ASCII, an acronym for American Standard Code for Information Interchange, is a character encoding standard for electronic communication. ASCII codes represent text in computers, telecommunications equipment, and other devices. ASCII has just 128 code points, of which only 95 are printable characters, which severely limit its scope. The set of available punctuation had significant impact on the syntax of computer languages and text markup. ASCII hugely influenced the design of character sets used by modern computers, including
Unicode which has over a million code points, but the first 128 of these are the same as ASCII.
The first 32 ASCII characters (0-31) and 127 (DEL) are commands historically used to control a teleprinter, such as carriage return (13) and line feed (10). For this reason they are referred to as control characters, control codes or non printable characters.
The remainder of the regular ASCII characters are the visible or printable characters known as plain text.
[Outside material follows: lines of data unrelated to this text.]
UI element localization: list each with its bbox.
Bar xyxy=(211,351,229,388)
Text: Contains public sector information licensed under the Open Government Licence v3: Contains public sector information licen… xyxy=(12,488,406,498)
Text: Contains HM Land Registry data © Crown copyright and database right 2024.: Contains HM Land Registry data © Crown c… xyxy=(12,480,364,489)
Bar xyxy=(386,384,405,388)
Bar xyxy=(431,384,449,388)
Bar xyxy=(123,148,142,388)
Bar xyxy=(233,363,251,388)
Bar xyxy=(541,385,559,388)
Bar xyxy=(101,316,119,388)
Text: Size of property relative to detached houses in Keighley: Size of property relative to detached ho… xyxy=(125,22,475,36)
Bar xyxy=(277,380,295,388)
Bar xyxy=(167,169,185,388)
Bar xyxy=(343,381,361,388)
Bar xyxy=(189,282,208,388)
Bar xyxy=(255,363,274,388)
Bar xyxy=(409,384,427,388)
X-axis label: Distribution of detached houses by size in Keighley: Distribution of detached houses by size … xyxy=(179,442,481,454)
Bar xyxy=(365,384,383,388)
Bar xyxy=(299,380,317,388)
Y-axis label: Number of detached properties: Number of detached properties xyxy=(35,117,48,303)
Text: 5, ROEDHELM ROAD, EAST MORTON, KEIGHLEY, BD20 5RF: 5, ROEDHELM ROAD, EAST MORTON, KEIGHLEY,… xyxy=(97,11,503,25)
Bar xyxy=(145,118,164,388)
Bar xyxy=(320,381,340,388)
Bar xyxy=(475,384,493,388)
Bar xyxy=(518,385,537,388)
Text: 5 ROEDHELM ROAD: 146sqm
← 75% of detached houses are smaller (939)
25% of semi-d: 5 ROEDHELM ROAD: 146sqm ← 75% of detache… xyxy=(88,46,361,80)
These characters, often referred to as the ASCII Standard Character Set, include uppercase letters, lowercase letters, digits, symbols (like $ or @) and basic punctuation.
Various extended versions have been developed for different purposes such as to support proprietary technology, different alphabets, or simply to draw geometric forms on the screen.
This is the CP437 (Code Page 437) version which was present on the original IBM PC in 1981. It is often the extended set used by programming languages like C but is is not standard. Some programming environments do not support it or use a different set. In such cases, the use of
Unicode is an alternative to display non-standard characters.